After his role as founder and CEO, in 2022, Raphael was named Executive Chairman of Medically Home Group, Inc. In 2022, Medically Home operated in 18 states with a large number of strategic customers and partners, including Mayo Clinic, Kaiser Permanente, the Cleveland Clinic, Yale New Haven Health, Baxter Health and Cardinal Health. By 2025, Medically Home's model of care has been used for more than 50,000 patients. He is a frequent speaker at healthcare events including the Digital Health Summit at CES in Las Vegas.
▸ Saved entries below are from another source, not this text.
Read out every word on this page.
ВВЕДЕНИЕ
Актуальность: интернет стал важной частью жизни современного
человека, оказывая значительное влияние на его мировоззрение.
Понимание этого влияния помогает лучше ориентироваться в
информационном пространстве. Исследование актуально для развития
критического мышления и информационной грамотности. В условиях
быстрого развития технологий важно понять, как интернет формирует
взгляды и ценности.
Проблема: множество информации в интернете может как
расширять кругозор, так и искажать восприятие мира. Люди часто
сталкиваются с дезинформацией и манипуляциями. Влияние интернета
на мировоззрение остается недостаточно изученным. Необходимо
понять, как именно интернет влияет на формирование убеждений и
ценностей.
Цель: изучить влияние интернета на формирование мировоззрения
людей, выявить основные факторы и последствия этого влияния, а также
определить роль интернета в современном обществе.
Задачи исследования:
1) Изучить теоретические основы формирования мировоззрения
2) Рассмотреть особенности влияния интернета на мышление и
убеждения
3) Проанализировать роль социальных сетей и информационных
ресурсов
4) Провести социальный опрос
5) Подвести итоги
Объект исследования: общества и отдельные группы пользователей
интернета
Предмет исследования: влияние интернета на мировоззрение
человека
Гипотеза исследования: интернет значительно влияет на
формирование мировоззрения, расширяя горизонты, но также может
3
The recent book, "Beyond the Walls" by Zeev Neuwirth, featured Mr. Rakowski's highly disruptive work in leading the care decentralization movement.

In 2024, in response to a challenging event with a relative involving opioids, Mr. Rakowski founded Neurofinity, a firm dedicated to developing advanced next generation treatment solutions for patients suffering with substance use disorder.

Mr. Rakowski and his father were featured in the documentary film Mr. Rakowski, which premiered at the International Documentary Film Festival Amsterdam and examines the effects of the Holocaust on his childhood and their relationship.

He resides in Sedona, AZ, and is the father of six children and grandfather of four.